In an action to foreclose on consolidated mortgages, the plaintiff appeals from an order of the Supreme Court, Rockland County (Garvey, J.), dated December 9, 2009, which denied the plaintiffs unopposed motion for leave to enter a judgment of foreclosure and sale and for the issuance of an order of reference pursuant to a stipulation of settlement.
Ordered that the order is reversed, on the law, with costs payable by the defendant, the plaintiffs motion for leave to enter a judgment of foreclosure and sale and for the issuance of an order of reference is granted.
*788In 2001 and 2003, the defendant, a duly formed and existing religious corporation, obtained judicial approvals pursuant to the Religious Corporation Law to mortgage its church property located at 4 Lincoln Street in the Village of Haverstraw, in order to demolish the existing structure and construct a new church. Three separate mortgages totaling more than $718,911.87, were executed by the defendant, and thereafter consolidated under the auspices of the plaintiff, a Salem, Oregon, corporation.
After the defendant defaulted on its mortgage payments, the plaintiff commenced the instant action seeking to foreclose the consolidated mortgages on the church property. Negotiations ensued and the parties eventually entered into a full “Settlement Stipulation,” which they thereafter modified with the execution of a new agreement entitled an amendatory settlement stipulation dated July 11, 2008. Among other things, this amendatory settlement stipulation restructured the debt by extending the payment period, providing a detailed payment schedule, and calling for the summary foreclosure of the consolidated mortgages in case of another payment default.
Following the defendant’s second default and the service upon it of a notice to cure, the plaintiff moved for leave to enter a judgment of foreclosure and sale and for the issuance of an order of reference. The Supreme Court denied the plaintiffs motion, which was not opposed, on the grounds that the existence of the prior settlements and the passage of time required the commencement of a separate plenary action for the relief requested. We reverse.
“A settlement agreement entered into by parties to a lawsuit does not terminate the action unless there has been an express stipulation of discontinuance or actual entry of judgment in accordance with the terms of the settlement. Absent such termination, the court retains its supervisory power over the action and may lend aid to a party who had moved for enforcement of the settlement” (Teitelbaum Holdings v Gold, 48 NY2d 51, 53 [1979]; Yonkers Fur Dressing Co. v Royal Ins. Co., 247 NY 435, 445-446 [1928]; Zeer v Azulay, 50 AD3d 781, 785 [2008]; Pegalis v Gibson, 237 AD2d 420, 421 [1997]). Only when a party seeks to set aside, invalidate, or modify a stipulation of settlement would a plenary action be required (see Moshe v Town of Ramapo, 54 AD3d 1030 [2008]; Zeer v Azulay, 50 AD3d at 785; Round v Monk, 100 AD2d 542 [1984]).
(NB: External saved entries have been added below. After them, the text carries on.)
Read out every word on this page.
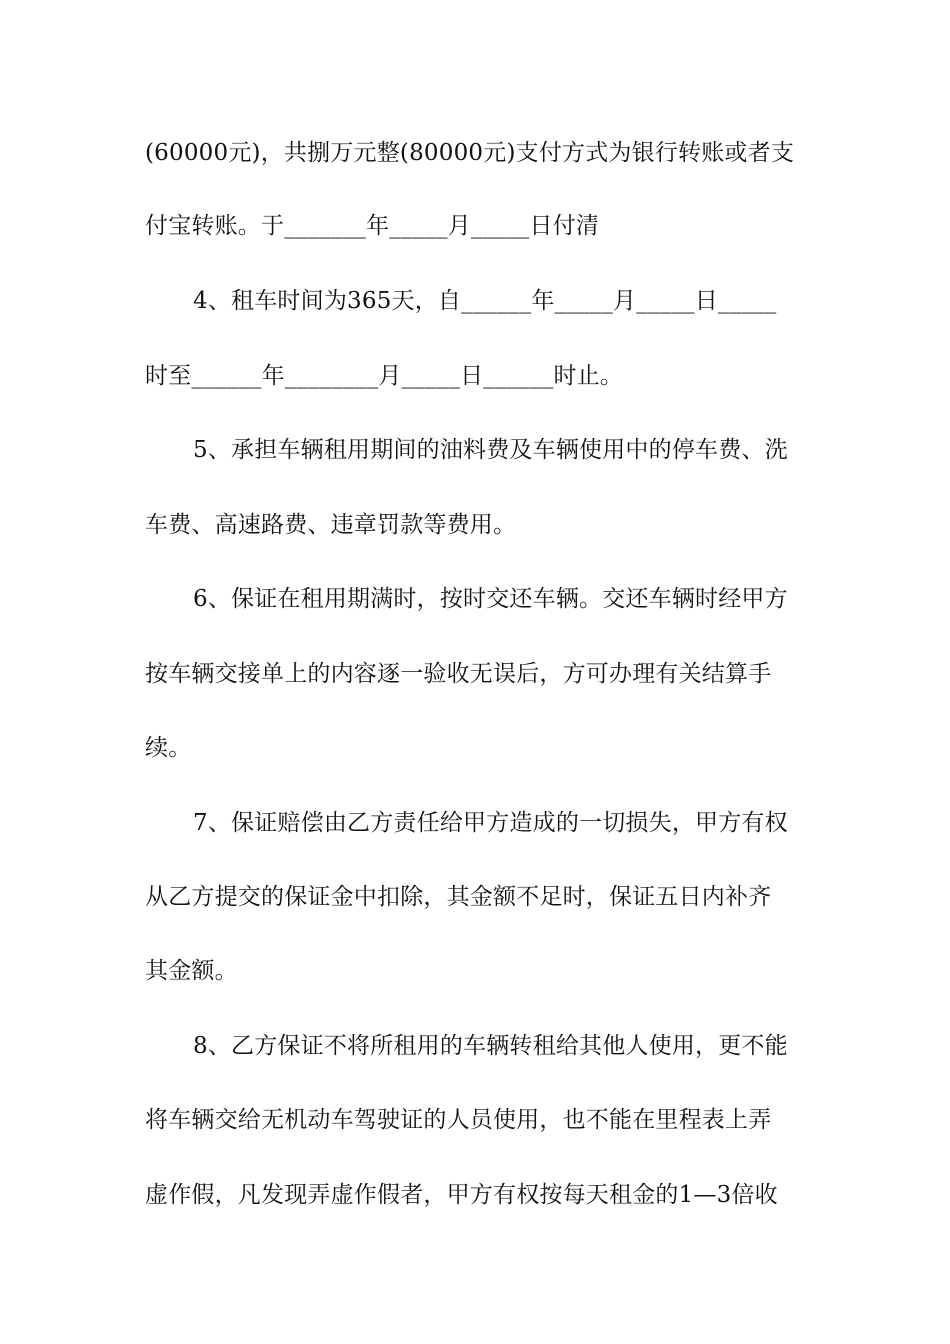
(60000元)，共捌万元整(80000元)支付方式为银行转账或者支
付宝转账。于_______年_____月_____日付清
4、租车时间为365天，自______年_____月_____日_____
时至______年________月_____日______时止。
5、承担车辆租用期间的油料费及车辆使用中的停车费、洗
车费、高速路费、违章罚款等费用。
6、保证在租用期满时，按时交还车辆。交还车辆时经甲方
按车辆交接单上的内容逐一验收无误后，方可办理有关结算手
续。
7、保证赔偿由乙方责任给甲方造成的一切损失，甲方有权
从乙方提交的保证金中扣除，其金额不足时，保证五日内补齐
其金额。
8、乙方保证不将所租用的车辆转租给其他人使用，更不能
将车辆交给无机动车驾驶证的人员使用，也不能在里程表上弄
虚作假，凡发现弄虚作假者，甲方有权按每天租金的1—3倍收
Applying these principles to the matter at bar, the Supreme Court erred in denying the plaintiffs motion pursuant to the terms of the Amendatory Settlement Stipulation. It is undis*789puted that the parties have not yet entered a judgment pursuant to the terms of the Settlement Stipulation or the Amendatory Settlement Stipulation, and have not executed a stipulation of discontinuance. As such, enforcement of the Amendatory Settlement Stipulation by motion in this action was appropriate and warranted (see Teitelbaum Holdings v Gold, 48 NY2d at 56; Zeer v Azulay, 50 AD3d at 785; Cadlerock Joint Venture, L.P. v Rubenstein, 26 AD3d 219, 220 [2006]). Prudenti, P.J., Dillon, Balkin and Chambers, JJ., concur.